Organização para Libertação da Palestina apóia conversas indiretas com Israel

Líderes da Organização para a Libertação da Palestina (OLP) deram seu apoio neste sábado para negociações indiretas de paz com Israel.
A decisão foi anunciada após uma reunião de três horas do comitê executivo do grupo, na Cisjordânia.

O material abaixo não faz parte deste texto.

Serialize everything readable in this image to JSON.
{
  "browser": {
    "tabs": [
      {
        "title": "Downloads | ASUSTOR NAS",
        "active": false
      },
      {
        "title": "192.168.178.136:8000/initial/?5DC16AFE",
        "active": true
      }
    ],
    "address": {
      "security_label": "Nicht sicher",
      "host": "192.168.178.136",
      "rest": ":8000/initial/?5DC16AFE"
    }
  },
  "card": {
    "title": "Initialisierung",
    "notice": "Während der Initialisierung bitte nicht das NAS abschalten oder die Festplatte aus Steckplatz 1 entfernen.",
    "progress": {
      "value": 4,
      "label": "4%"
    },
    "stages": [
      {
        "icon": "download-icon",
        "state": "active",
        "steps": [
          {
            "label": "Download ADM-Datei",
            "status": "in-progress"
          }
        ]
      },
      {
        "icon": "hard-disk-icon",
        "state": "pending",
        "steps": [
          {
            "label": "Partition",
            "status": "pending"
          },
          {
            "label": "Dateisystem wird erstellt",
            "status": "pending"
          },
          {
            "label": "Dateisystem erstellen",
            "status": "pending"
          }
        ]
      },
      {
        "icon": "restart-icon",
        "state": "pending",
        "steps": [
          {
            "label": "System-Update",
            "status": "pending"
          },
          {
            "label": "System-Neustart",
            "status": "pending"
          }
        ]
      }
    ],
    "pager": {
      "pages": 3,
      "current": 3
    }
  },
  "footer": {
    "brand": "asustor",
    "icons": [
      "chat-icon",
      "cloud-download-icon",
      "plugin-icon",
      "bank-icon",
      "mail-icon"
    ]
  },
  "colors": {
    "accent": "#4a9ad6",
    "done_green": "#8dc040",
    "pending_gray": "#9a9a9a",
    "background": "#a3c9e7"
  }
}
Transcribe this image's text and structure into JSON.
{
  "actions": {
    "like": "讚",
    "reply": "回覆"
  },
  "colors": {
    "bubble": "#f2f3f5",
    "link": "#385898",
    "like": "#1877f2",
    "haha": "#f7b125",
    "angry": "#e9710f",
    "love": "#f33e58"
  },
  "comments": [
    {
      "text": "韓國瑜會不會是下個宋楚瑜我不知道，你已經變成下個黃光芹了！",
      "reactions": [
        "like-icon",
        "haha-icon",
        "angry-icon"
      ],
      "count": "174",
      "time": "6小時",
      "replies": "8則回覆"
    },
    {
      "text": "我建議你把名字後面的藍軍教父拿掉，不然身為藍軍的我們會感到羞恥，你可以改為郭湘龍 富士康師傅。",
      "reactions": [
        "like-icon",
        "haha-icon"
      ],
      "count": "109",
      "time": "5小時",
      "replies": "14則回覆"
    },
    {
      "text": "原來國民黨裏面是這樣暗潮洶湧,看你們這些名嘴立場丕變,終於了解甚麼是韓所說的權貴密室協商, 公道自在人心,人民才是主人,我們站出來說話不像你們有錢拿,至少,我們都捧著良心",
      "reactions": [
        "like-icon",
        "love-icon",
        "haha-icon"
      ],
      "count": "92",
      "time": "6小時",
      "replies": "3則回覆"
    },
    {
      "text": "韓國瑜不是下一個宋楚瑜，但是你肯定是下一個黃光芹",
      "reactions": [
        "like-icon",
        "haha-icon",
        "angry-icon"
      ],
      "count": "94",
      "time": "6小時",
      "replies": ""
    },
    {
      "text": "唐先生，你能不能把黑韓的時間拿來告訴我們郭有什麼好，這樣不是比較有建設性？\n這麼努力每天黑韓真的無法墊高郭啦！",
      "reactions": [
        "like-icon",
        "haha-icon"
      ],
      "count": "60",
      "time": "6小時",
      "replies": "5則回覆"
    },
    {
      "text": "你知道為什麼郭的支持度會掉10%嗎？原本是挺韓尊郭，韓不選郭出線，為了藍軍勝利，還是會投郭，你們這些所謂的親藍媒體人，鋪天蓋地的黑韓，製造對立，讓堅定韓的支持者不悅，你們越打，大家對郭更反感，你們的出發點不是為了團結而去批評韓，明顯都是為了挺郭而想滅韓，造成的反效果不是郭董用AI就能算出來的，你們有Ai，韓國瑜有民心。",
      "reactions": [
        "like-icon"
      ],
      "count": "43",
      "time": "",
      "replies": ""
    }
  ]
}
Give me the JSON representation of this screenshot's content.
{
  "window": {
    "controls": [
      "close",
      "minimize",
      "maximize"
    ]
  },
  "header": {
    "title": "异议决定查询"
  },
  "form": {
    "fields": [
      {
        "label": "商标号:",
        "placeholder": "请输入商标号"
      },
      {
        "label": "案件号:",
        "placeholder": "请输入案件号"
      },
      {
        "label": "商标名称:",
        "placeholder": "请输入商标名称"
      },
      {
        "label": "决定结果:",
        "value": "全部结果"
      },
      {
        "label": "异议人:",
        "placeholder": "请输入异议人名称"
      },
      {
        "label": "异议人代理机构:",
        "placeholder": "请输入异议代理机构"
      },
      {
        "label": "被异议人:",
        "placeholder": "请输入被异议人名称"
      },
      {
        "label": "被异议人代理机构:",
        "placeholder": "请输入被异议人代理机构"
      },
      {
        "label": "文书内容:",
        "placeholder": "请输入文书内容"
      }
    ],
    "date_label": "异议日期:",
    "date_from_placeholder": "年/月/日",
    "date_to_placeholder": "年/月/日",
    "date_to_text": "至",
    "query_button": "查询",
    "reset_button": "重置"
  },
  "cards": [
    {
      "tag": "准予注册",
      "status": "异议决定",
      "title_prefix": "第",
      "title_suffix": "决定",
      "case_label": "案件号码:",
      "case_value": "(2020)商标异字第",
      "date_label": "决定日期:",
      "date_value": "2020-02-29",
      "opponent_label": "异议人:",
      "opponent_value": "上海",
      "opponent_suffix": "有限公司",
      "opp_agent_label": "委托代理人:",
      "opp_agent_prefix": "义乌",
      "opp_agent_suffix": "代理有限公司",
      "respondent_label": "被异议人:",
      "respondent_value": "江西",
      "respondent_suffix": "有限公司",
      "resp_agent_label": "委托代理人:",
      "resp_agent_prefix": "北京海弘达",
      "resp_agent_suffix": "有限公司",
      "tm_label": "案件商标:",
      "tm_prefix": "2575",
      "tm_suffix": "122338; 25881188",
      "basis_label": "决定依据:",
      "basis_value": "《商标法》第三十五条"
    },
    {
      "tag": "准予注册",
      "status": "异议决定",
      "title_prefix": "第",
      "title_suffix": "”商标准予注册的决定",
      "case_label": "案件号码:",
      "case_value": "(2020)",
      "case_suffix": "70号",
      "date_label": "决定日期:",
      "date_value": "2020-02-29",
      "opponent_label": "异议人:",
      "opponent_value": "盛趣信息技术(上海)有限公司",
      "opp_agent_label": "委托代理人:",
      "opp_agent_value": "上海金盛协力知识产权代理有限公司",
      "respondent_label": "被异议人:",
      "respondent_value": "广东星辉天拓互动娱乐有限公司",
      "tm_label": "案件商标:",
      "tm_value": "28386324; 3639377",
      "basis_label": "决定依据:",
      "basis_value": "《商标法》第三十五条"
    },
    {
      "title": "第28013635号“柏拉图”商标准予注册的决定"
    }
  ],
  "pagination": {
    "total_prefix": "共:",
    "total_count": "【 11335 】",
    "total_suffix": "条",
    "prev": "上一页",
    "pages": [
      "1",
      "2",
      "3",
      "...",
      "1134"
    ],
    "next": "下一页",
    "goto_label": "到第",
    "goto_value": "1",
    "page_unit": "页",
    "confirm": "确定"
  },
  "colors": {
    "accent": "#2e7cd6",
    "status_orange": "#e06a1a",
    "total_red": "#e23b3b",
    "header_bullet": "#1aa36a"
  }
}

O enviado do presidente americano Barack Obama para o Oriente Médio, George Mitchell, está na região tentando lançar as negociações indiretas.
Essas negociações seriam mediadas por Mitchell.
“Pelo que nos diz respeito, o começo das negociações indiretas pode ser anunciado hoje”, disse após o encontro Yasser Abed Rabbo, assessor do líder palestino Mahmoud Abbas, segundo a agência Reuters.
O grupo Hamas, que controla a Faixa de Gaza, havia apelado para que a OLP rejeitasse as negociações.
“Nós alertamos a executiva da OLP que não tome nenhuma decisão para retomar as negociações com o inimigo e para que não dê cobertura para que a ocupação de Israel cometa mais crimes contra nosso povo”, disse o grupo em um comunicado.
Assentamentos
Os palestinos se retiraram das negociações depois que Israel lançou uma ofensiva contra o grupo Hamas, em Gaza, no fim de 2008.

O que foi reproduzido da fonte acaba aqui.